The next great California disturbance came four years and three months later: the Northridge earthquake. It struck early in the morning on Jan. 17, 1994 (the epicenter was in Reseda, north of Los Angeles in the San Fernando Valley). Though it lasted twenty seconds at most, it claimed 57 lives, injured another 9,000 residents, and caused approximately $20–25 billion in damages (82,000 residential and commercial buildings were damaged or destroyed; seven freeway bridges collapsed and 212 others were damaged or destroyed).

Next January marks the 25th anniversary of that terrible event. It will also be the second week that the new governor’s tenure.

Two words no California official will dare utter that day: “earthquake drought.”

Here’s a list of “major” earthquakes in California history. You’ll notice little activity in recent years. But talk to scientists and they’ll tell you the clock is ticking.

Take the San Andreas fault system, the title of an over-the-top movie starring Dwayne “The Rock” Johnson as a helicopter pilot who rescues his daughter from disaster-struck San Francisco (last week, the Fox television series 9-1-1 chronicled the aftermath of a major earthquake in Los Angeles).

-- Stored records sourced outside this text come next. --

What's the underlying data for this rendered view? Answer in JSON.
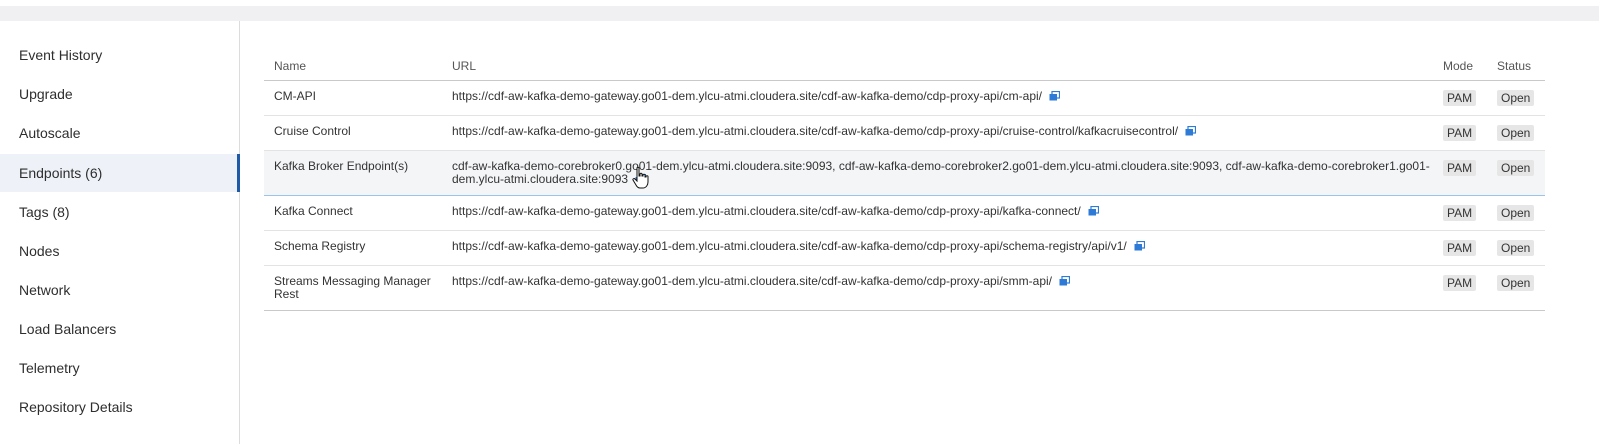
{
  "sidebar": {
    "items": [
      {
        "label": "Event History"
      },
      {
        "label": "Upgrade"
      },
      {
        "label": "Autoscale"
      },
      {
        "label": "Endpoints (6)",
        "active": true
      },
      {
        "label": "Tags (8)"
      },
      {
        "label": "Nodes"
      },
      {
        "label": "Network"
      },
      {
        "label": "Load Balancers"
      },
      {
        "label": "Telemetry"
      },
      {
        "label": "Repository Details"
      }
    ]
  },
  "table": {
    "headers": {
      "name": "Name",
      "url": "URL",
      "mode": "Mode",
      "status": "Status"
    },
    "rows": [
      {
        "name": "CM-API",
        "url": "https://cdf-aw-kafka-demo-gateway.go01-dem.ylcu-atmi.cloudera.site/cdf-aw-kafka-demo/cdp-proxy-api/cm-api/",
        "mode": "PAM",
        "status": "Open"
      },
      {
        "name": "Cruise Control",
        "url": "https://cdf-aw-kafka-demo-gateway.go01-dem.ylcu-atmi.cloudera.site/cdf-aw-kafka-demo/cdp-proxy-api/cruise-control/kafkacruisecontrol/",
        "mode": "PAM",
        "status": "Open"
      },
      {
        "name": "Kafka Broker Endpoint(s)",
        "url": "cdf-aw-kafka-demo-corebroker0.go01-dem.ylcu-atmi.cloudera.site:9093, cdf-aw-kafka-demo-corebroker2.go01-dem.ylcu-atmi.cloudera.site:9093, cdf-aw-kafka-demo-corebroker1.go01-dem.ylcu-atmi.cloudera.site:9093",
        "mode": "PAM",
        "status": "Open"
      },
      {
        "name": "Kafka Connect",
        "url": "https://cdf-aw-kafka-demo-gateway.go01-dem.ylcu-atmi.cloudera.site/cdf-aw-kafka-demo/cdp-proxy-api/kafka-connect/",
        "mode": "PAM",
        "status": "Open"
      },
      {
        "name": "Schema Registry",
        "url": "https://cdf-aw-kafka-demo-gateway.go01-dem.ylcu-atmi.cloudera.site/cdf-aw-kafka-demo/cdp-proxy-api/schema-registry/api/v1/",
        "mode": "PAM",
        "status": "Open"
      },
      {
        "name": "Streams Messaging Manager Rest",
        "url": "https://cdf-aw-kafka-demo-gateway.go01-dem.ylcu-atmi.cloudera.site/cdf-aw-kafka-demo/cdp-proxy-api/smm-api/",
        "mode": "PAM",
        "status": "Open"
      }
    ]
  },
  "icons": {
    "copy": "copy-icon",
    "cursor": "hand-pointer-cursor"
  },
  "colors": {
    "accent": "#1f5aa8",
    "copy_icon": "#2d7bd6",
    "active_bg": "#eef2f8"
  }
}
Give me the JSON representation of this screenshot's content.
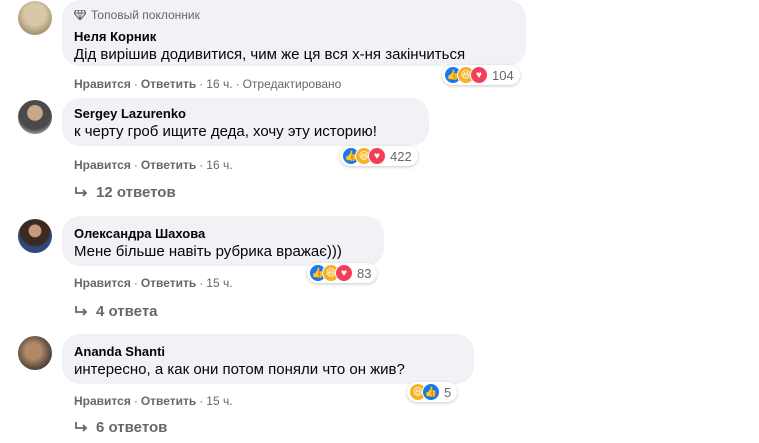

The 1906 San Francisco event was the last earthquake greater than magnitude 7 to occur along the San Andreas system. With each passing year, pressure builds. The Uniform California Earthquake Forecast gives a 93 percent chance of a 7.0 earthquake by 2045.

And what will California resemble another quarter of a century from now? Some estimates have the state’s population growing another 50 percent, to 60 million residents. That means more residents living in two large strike areas (the Bay Area and greater Los Angeles). It also portends an experience deficit: by the year 2045, the eighteen-year-old Californian who survived the Northridge earthquake will be closing in on his or her seventieth birthday. Younger Californians trying to struggle with how to react in the middle of a crisis (California earthquakes are both random an inconvenient—the Northridge quake occurred at 4:30 a.m. local time) literally will be groping in the dark.

For a newly elected governor, this raises questions. For openers, is the Governor’s Office of Emergency Services on top of its game? Second, how does the governor react to a crisis? A governor’s role is more than appearing on scene, showing concern, and huddling with local officials. It also entails working with local government and keeping an open line to Washington.

And that takes us to California’s relationship with the Federal Emergency Management Agency.

For all the rancor between the governments in Sacramento and Washington, the Trump Administration has been cooperative in helping California deal with its spate of wildfires (the Clinton and Bush 41 White Houses likewise came quickly to California’s aid after the Northridge and Loma Prieta quakes).

Not that I stay up late at night envisioning such scenarios, but a large earthquake in San Francisco or Los Angeles might trigger the same outcome as occurred in 1994—an election year in California.

Here’s how the events of that year went down. After the Northridge quake, then-governor Pete Wilson stayed in Los Angeles to oversee the rescue and recovery efforts. Within days, president Clinton, vice president Gore, and several cabinet officials flew to LA for a conversation with relief officials.

By April, the Santa Monica Freeway had reopened seventy-four days ahead of schedule, thanks to contract incentives (a big talking point for Wilson, who was seeking reelection that year). But the event wasn’t without a political consideration—Wilson actually opened the freeway the night before, to steal the Clinton Administration’s thunder. To the extent the Republican governor gave credit to anyone named Clinton, it was Clinton C. Myers, the contractor whose 400 workers worked round the clock to reach the early deadline.

Heaven help us if a great earthquake strikes California anytime soon, much less an election year.

Though The Rock won’t be riding to the rescue, the spectacle of a major city brought to a halt will be cinematic.

And the rebuild? Decidedly political.